The race to acquire Liverpool has begun after FSG declared the club’s sale in a surprising revelation on Monday, having been in command at Anfield since their £300 million takeover in 2010.
Liverpool’s owners, Fenway Sports Group, have sensationally declared that the club is for sale – and now a slew of investors will be vying to buy the legendary club.
“There have been a number of recent changes of ownership and reports of changes in ownership at EPL teams, and consequently we are questioned regularly about Fenway Sports Group’s ownership in Liverpool,” FSG said in a statement released on Monday.
“FSG has frequently received expressions of interest from third parties seeking to become shareholders in Liverpool. FSG has said before that under the right terms and conditions we would consider new shareholders if it was in the best interests of Liverpool as a club. FSG remains fully committed to the success of Liverpool, both on and off the pitch.”
Here are three candidates who could replace John Henry and co. at Anfield, 12 years on from their £300million takeover, and buy the club valued at a whopping £3.5billion by
The early favorite to take up the mantle, RedBird Capital Partners are an investment vehicle that already owns a 10 percent stake in Liverpool. Having stumped up £538m early last year, owner Gerry Cardinale refused to rule out fully owning the Reds, confirming at the Financial Times Business of Sports US Summit: “We did not underwrite that with that as the goal.
“I definitely would not exclude it as it would be a privilege but I think that Liverpool is in fantastic hands with the current group. We are there to support and play a supporting role where we can but that is a phenomenal team from ownership and management all the way down.”
Back in August, RedBird bought AC Milan in a deal worth more than £1bn. Its portfolio includes the Boston Red Sox, Pittsburgh Penguins, Toulouse FC, the Rajasthan Royals, the YES Network, the SpringHill Company, Skydance Media, the XFL, OneTeam Partners, and Dream Sports.
Basketball legend LeBron James is another minority stakeholder at Anfield who could team up with RedBird, having purchased two percent of the club 11 years ago. In March 2021, James became a minority partner of FSG to strengthen his ties to Anfield along with business pals Maverick Carter and Paul Wachter.
James has previously spoken of owning an NBA team and Liverpool chairman Tom Werner said that the American icon would “weigh in” on decisions for the Reds. “I would welcome their thoughts,” Werner said of James and his business partners. “I consider Maverick to be one of my closest friends.
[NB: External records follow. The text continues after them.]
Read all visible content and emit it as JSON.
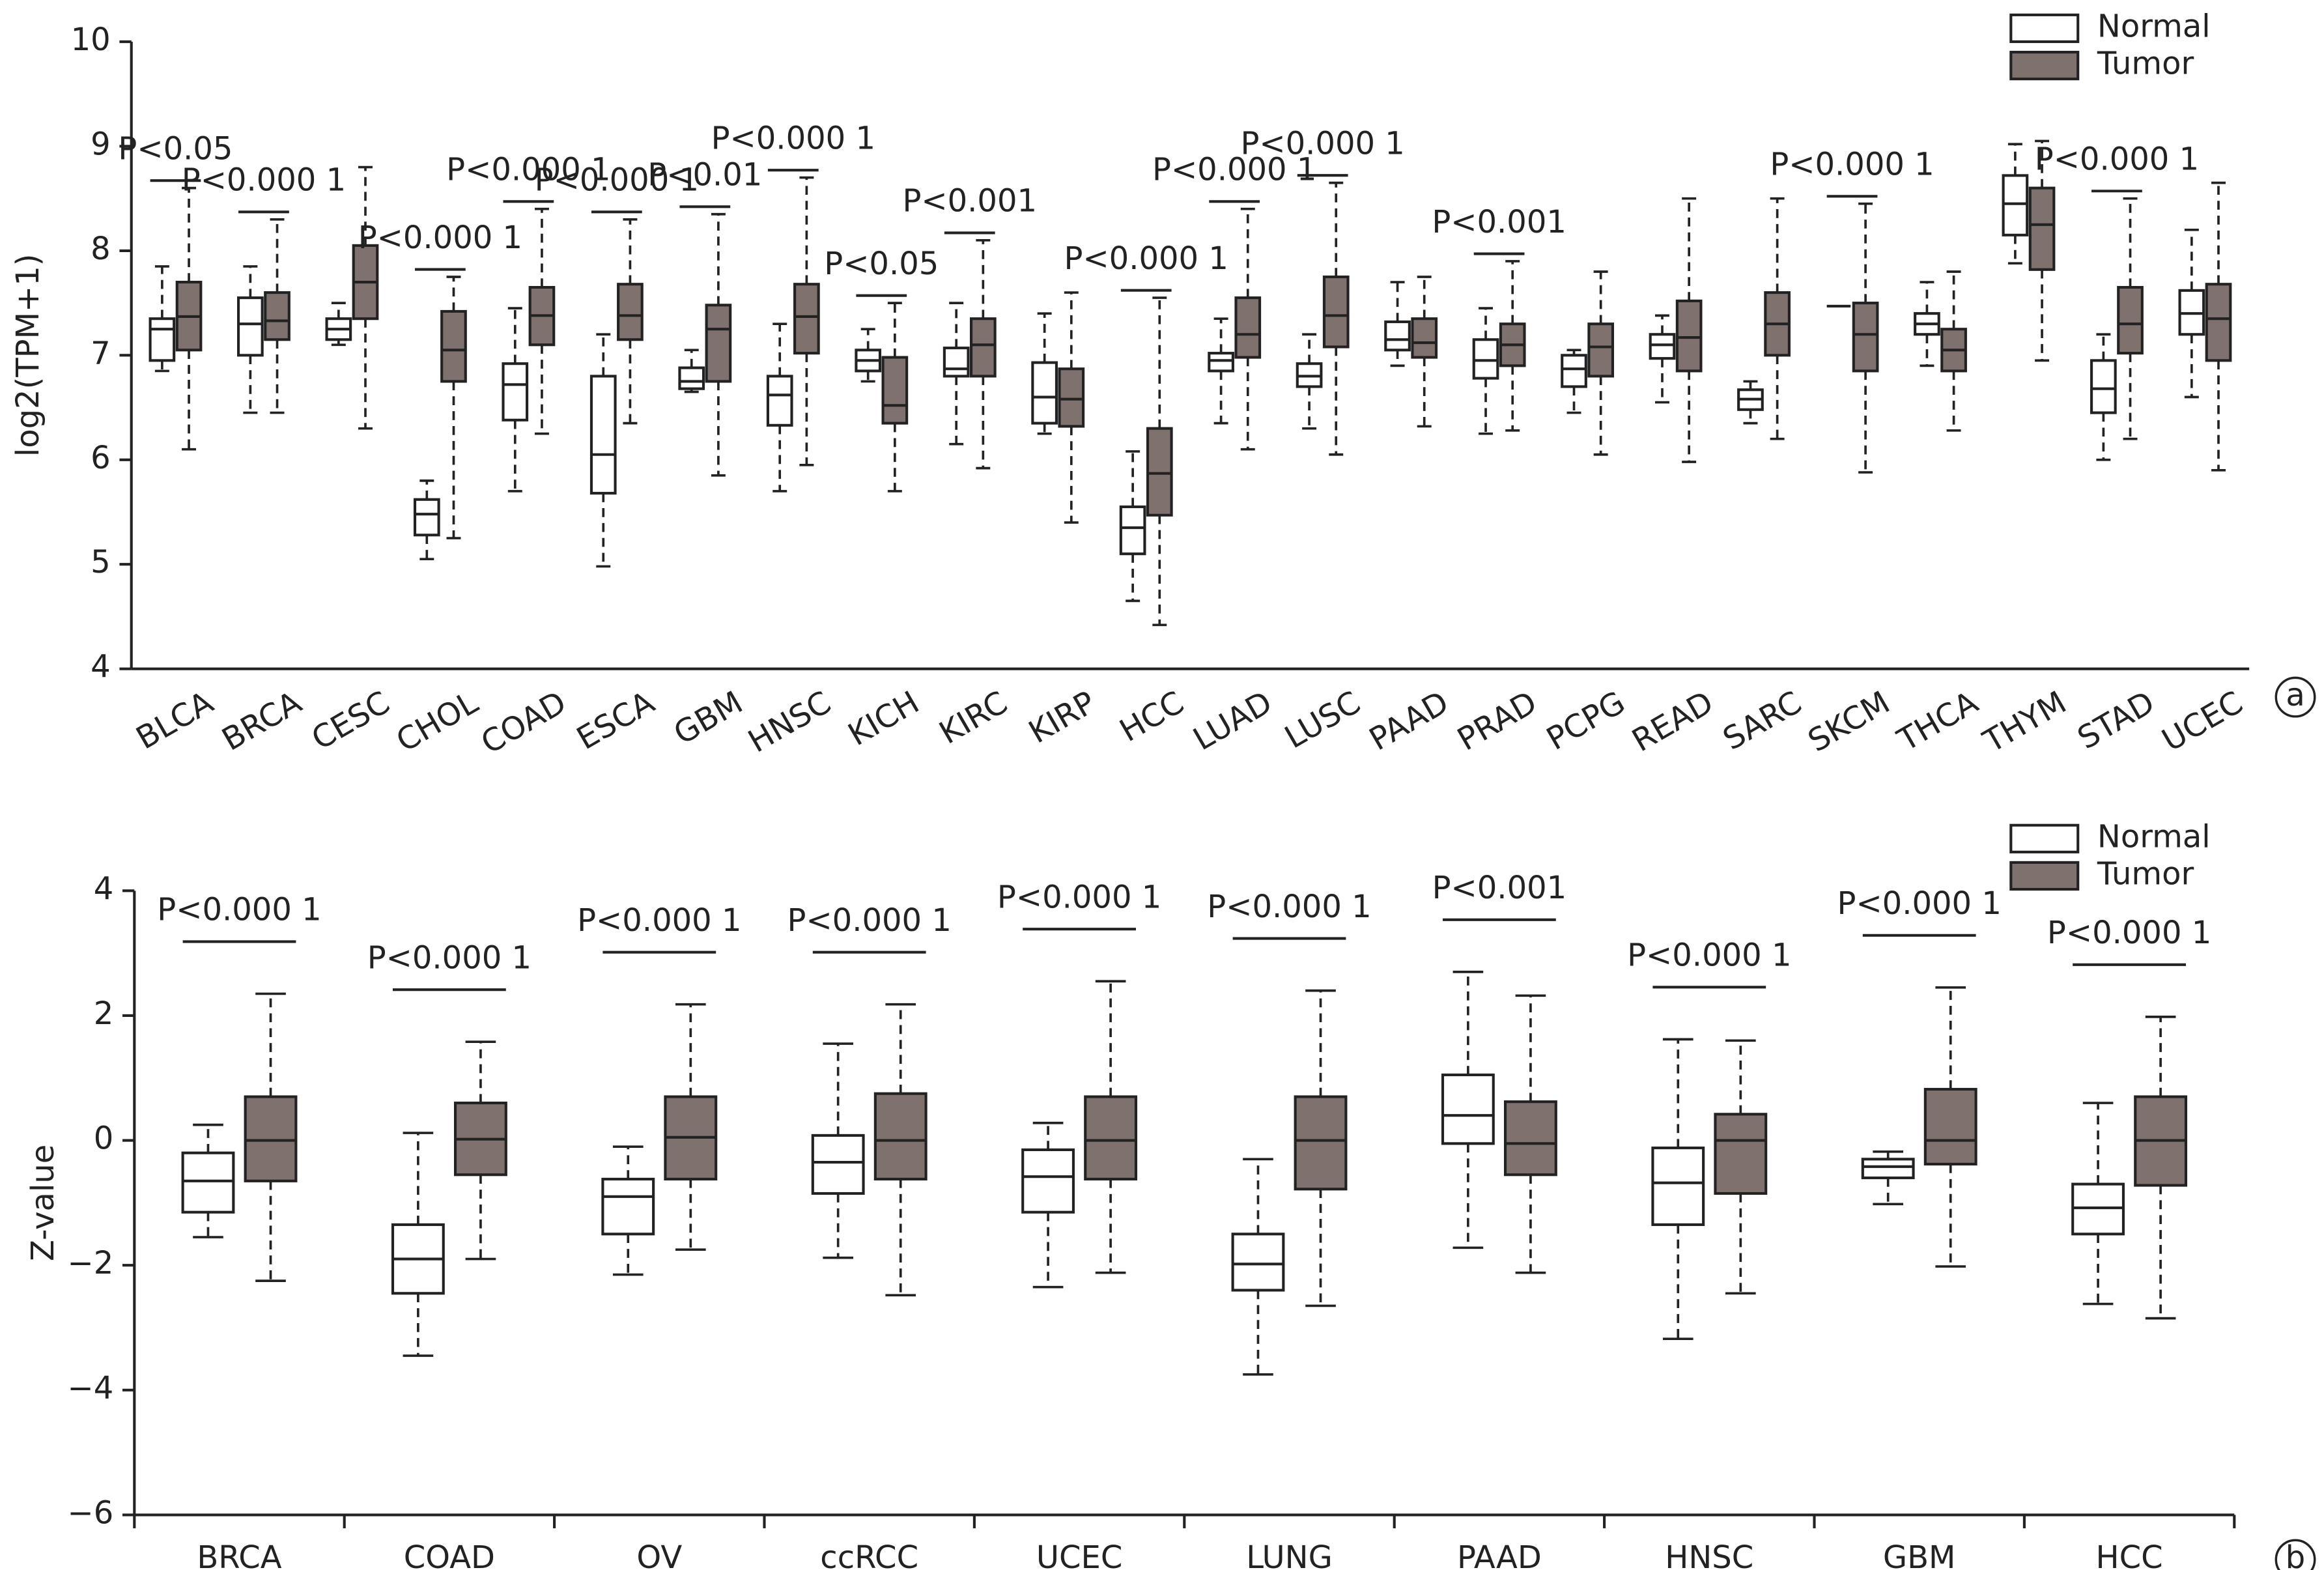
{
  "chart_data": [
    {
      "type": "box",
      "y_label": "log2(TPM+1)",
      "panel_label": "a",
      "legend": "upper right",
      "ylim": [
        4,
        10
      ],
      "yticks": [
        4,
        5,
        6,
        7,
        8,
        9,
        10
      ],
      "categories": [
        "BLCA",
        "BRCA",
        "CESC",
        "CHOL",
        "COAD",
        "ESCA",
        "GBM",
        "HNSC",
        "KICH",
        "KIRC",
        "KIRP",
        "HCC",
        "LUAD",
        "LUSC",
        "PAAD",
        "PRAD",
        "PCPG",
        "READ",
        "SARC",
        "SKCM",
        "THCA",
        "THYM",
        "STAD",
        "UCEC"
      ],
      "series": [
        {
          "name": "Normal",
          "color": "#ffffff",
          "min": [
            6.85,
            6.45,
            7.1,
            5.05,
            5.7,
            4.98,
            6.65,
            5.7,
            6.75,
            6.15,
            6.25,
            4.65,
            6.35,
            6.3,
            6.9,
            6.25,
            6.45,
            6.55,
            6.35,
            7.47,
            6.9,
            7.88,
            6.0,
            6.6
          ],
          "q1": [
            6.95,
            7.0,
            7.15,
            5.28,
            6.38,
            5.68,
            6.68,
            6.33,
            6.85,
            6.8,
            6.35,
            5.1,
            6.85,
            6.7,
            7.05,
            6.78,
            6.7,
            6.97,
            6.48,
            7.47,
            7.2,
            8.15,
            6.45,
            7.2
          ],
          "median": [
            7.25,
            7.3,
            7.25,
            5.48,
            6.72,
            6.05,
            6.75,
            6.62,
            6.95,
            6.87,
            6.6,
            5.35,
            6.95,
            6.8,
            7.15,
            6.95,
            6.87,
            7.1,
            6.58,
            7.47,
            7.3,
            8.45,
            6.68,
            7.4
          ],
          "q3": [
            7.35,
            7.55,
            7.35,
            5.62,
            6.92,
            6.8,
            6.88,
            6.8,
            7.05,
            7.07,
            6.93,
            5.55,
            7.02,
            6.92,
            7.32,
            7.15,
            7.0,
            7.2,
            6.67,
            7.47,
            7.4,
            8.72,
            6.95,
            7.62
          ],
          "max": [
            7.85,
            7.85,
            7.5,
            5.8,
            7.45,
            7.2,
            7.05,
            7.3,
            7.25,
            7.5,
            7.4,
            6.08,
            7.35,
            7.2,
            7.7,
            7.45,
            7.05,
            7.38,
            6.75,
            7.47,
            7.7,
            9.02,
            7.2,
            8.2
          ]
        },
        {
          "name": "Tumor",
          "color": "#7f716e",
          "min": [
            6.1,
            6.45,
            6.3,
            5.25,
            6.25,
            6.35,
            5.85,
            5.95,
            5.7,
            5.92,
            5.4,
            4.42,
            6.1,
            6.05,
            6.32,
            6.28,
            6.05,
            5.98,
            6.2,
            5.88,
            6.28,
            6.95,
            6.2,
            5.9
          ],
          "q1": [
            7.05,
            7.15,
            7.35,
            6.75,
            7.1,
            7.15,
            6.75,
            7.02,
            6.35,
            6.8,
            6.32,
            5.47,
            6.98,
            7.08,
            6.98,
            6.9,
            6.8,
            6.85,
            7.0,
            6.85,
            6.85,
            7.82,
            7.02,
            6.95
          ],
          "median": [
            7.37,
            7.33,
            7.7,
            7.05,
            7.38,
            7.38,
            7.25,
            7.37,
            6.52,
            7.1,
            6.58,
            5.87,
            7.2,
            7.38,
            7.12,
            7.1,
            7.08,
            7.17,
            7.3,
            7.2,
            7.05,
            8.25,
            7.3,
            7.35
          ],
          "q3": [
            7.7,
            7.6,
            8.05,
            7.42,
            7.65,
            7.68,
            7.48,
            7.68,
            6.98,
            7.35,
            6.87,
            6.3,
            7.55,
            7.75,
            7.35,
            7.3,
            7.3,
            7.52,
            7.6,
            7.5,
            7.25,
            8.6,
            7.65,
            7.68
          ],
          "max": [
            8.6,
            8.3,
            8.8,
            7.75,
            8.4,
            8.3,
            8.35,
            8.7,
            7.5,
            8.1,
            7.6,
            7.55,
            8.4,
            8.65,
            7.75,
            7.9,
            7.8,
            8.5,
            8.5,
            8.45,
            7.8,
            9.05,
            8.5,
            8.65
          ]
        }
      ],
      "annotations": [
        "P<0.05",
        "P<0.000 1",
        null,
        "P<0.000 1",
        "P<0.000 1",
        "P<0.000 1",
        "P<0.01",
        "P<0.000 1",
        "P<0.05",
        "P<0.001",
        null,
        "P<0.000 1",
        "P<0.000 1",
        "P<0.000 1",
        null,
        "P<0.001",
        null,
        null,
        null,
        "P<0.000 1",
        null,
        null,
        "P<0.000 1",
        null
      ]
    },
    {
      "type": "box",
      "y_label": "Z-value",
      "panel_label": "b",
      "legend": "upper right",
      "ylim": [
        -6,
        4
      ],
      "yticks": [
        {
          "value": -6,
          "label": "−6"
        },
        {
          "value": -4,
          "label": "−4"
        },
        {
          "value": -2,
          "label": "−2"
        },
        0,
        2,
        4
      ],
      "categories": [
        "BRCA",
        "COAD",
        "OV",
        "ccRCC",
        "UCEC",
        "LUNG",
        "PAAD",
        "HNSC",
        "GBM",
        "HCC"
      ],
      "series": [
        {
          "name": "Normal",
          "color": "#ffffff",
          "min": [
            -1.55,
            -3.45,
            -2.15,
            -1.88,
            -2.35,
            -3.75,
            -1.72,
            -3.18,
            -1.02,
            -2.62
          ],
          "q1": [
            -1.15,
            -2.45,
            -1.5,
            -0.85,
            -1.15,
            -2.4,
            -0.05,
            -1.35,
            -0.6,
            -1.5
          ],
          "median": [
            -0.65,
            -1.9,
            -0.9,
            -0.35,
            -0.58,
            -1.98,
            0.4,
            -0.68,
            -0.42,
            -1.08
          ],
          "q3": [
            -0.2,
            -1.35,
            -0.62,
            0.08,
            -0.15,
            -1.5,
            1.05,
            -0.12,
            -0.3,
            -0.7
          ],
          "max": [
            0.25,
            0.12,
            -0.1,
            1.55,
            0.28,
            -0.3,
            2.7,
            1.62,
            -0.18,
            0.6
          ]
        },
        {
          "name": "Tumor",
          "color": "#7f716e",
          "min": [
            -2.25,
            -1.9,
            -1.75,
            -2.48,
            -2.12,
            -2.65,
            -2.12,
            -2.45,
            -2.02,
            -2.85
          ],
          "q1": [
            -0.65,
            -0.55,
            -0.62,
            -0.62,
            -0.62,
            -0.78,
            -0.55,
            -0.85,
            -0.38,
            -0.72
          ],
          "median": [
            0,
            0.02,
            0.05,
            0,
            0,
            0,
            -0.05,
            0,
            0,
            0
          ],
          "q3": [
            0.7,
            0.6,
            0.7,
            0.75,
            0.7,
            0.7,
            0.62,
            0.42,
            0.82,
            0.7
          ],
          "max": [
            2.35,
            1.58,
            2.18,
            2.18,
            2.55,
            2.4,
            2.32,
            1.6,
            2.45,
            1.98
          ]
        }
      ],
      "annotations": [
        "P<0.000 1",
        "P<0.000 1",
        "P<0.000 1",
        "P<0.000 1",
        "P<0.000 1",
        "P<0.000 1",
        "P<0.001",
        "P<0.000 1",
        "P<0.000 1",
        "P<0.000 1"
      ]
    }
  ]
}
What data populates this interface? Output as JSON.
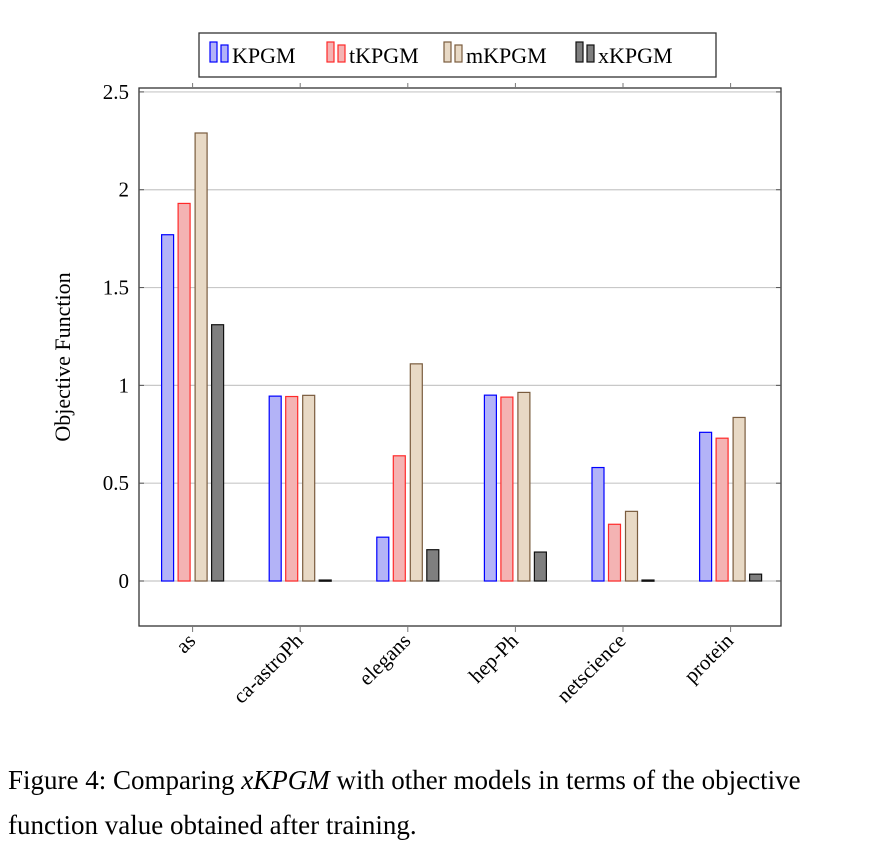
{
  "chart_data": {
    "type": "bar",
    "title": "",
    "xlabel": "",
    "ylabel": "Objective Function",
    "ylim": [
      -0.23,
      2.52
    ],
    "yticks": [
      "0",
      "0.5",
      "1",
      "1.5",
      "2",
      "2.5"
    ],
    "ytick_values": [
      0,
      0.5,
      1,
      1.5,
      2,
      2.5
    ],
    "grid": "horizontal",
    "legend_position": "top-center",
    "categories": [
      "as",
      "ca-astroPh",
      "elegans",
      "hep-Ph",
      "netscience",
      "protein"
    ],
    "series": [
      {
        "name": "KPGM",
        "fill": "#b3b3f7",
        "stroke": "#0000ff",
        "values": [
          1.77,
          0.945,
          0.224,
          0.95,
          0.58,
          0.76
        ]
      },
      {
        "name": "tKPGM",
        "fill": "#f4b3b3",
        "stroke": "#ff2a2a",
        "values": [
          1.93,
          0.943,
          0.64,
          0.94,
          0.29,
          0.73
        ]
      },
      {
        "name": "mKPGM",
        "fill": "#e8d9c5",
        "stroke": "#7a5c3e",
        "values": [
          2.29,
          0.949,
          1.11,
          0.964,
          0.356,
          0.836
        ]
      },
      {
        "name": "xKPGM",
        "fill": "#7f7f7f",
        "stroke": "#111111",
        "values": [
          1.31,
          0.005,
          0.16,
          0.148,
          0.005,
          0.035
        ]
      }
    ]
  },
  "caption": {
    "prefix": "Figure 4: Comparing ",
    "emph": "xKPGM",
    "rest": " with other models in terms of the objective function value obtained after training."
  }
}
“I’ve spent hours with him talking about strategy, coaching, the lessons that I’ve learned from Jurgen Klopp, and the lessons that he’s learned as an astute observer of basketball. We have a very collaborative relationship, so I would actually say that their wisdom and their experience is going to be hugely helpful to us going forward.”
Middle East offers
In the most recent attempt to purchase Liverpool in the wake of the European Super League fiasco in April 2021, Mirror Football exclusively reported that principal owner Henry rejected an eye-watering offer for the club worth nearly £3bn. The bid, which came from the Middle East, was knocked back despite the Coronavirus pandemic costing the Reds around £120m in lost revenue.
Henry’s decision to invite offers could now pique the interest of the unconfirmed party, who should have better luck this time around given FSG’s dramatic change of stance, which was largely unexpected before it was revealed on Monday.
Another Middle East bidder’s luck could also be in; Sheikh Khaled Bin Zayed Al Nahyan.
The cousin of Manchester City owner Sheikh Mansour reportedly failed with a £2bn bid to purchase Liverpool from FSG in late 2017 and early 2018. The Mail claimed that Sheikh Khaled’s purchase would’ve been the most expensive in football history at the time had it been approved.
Back then, the Reds confirmed that they weren’t up for sale, although made clear: “What the ownership has said, again clearly and consistently, is that under the right terms and conditions we would consider taking on a minority investor if such a partnership was to further our commercial interests in specific marketplaces and in line with the continued development and growth of the club and the team.”
Sir Martin Broughton-led consortium
A familiar name to Liverpool fans, Sir Martin Broughton plotted to buy Chelsea earlier this year and signaled his intentions to return to football. As the former chairman of British Airways, Broughton was briefly Liverpool chairman in 2010 and is credited for brokering the Reds’ eventual £300m sale to FSG.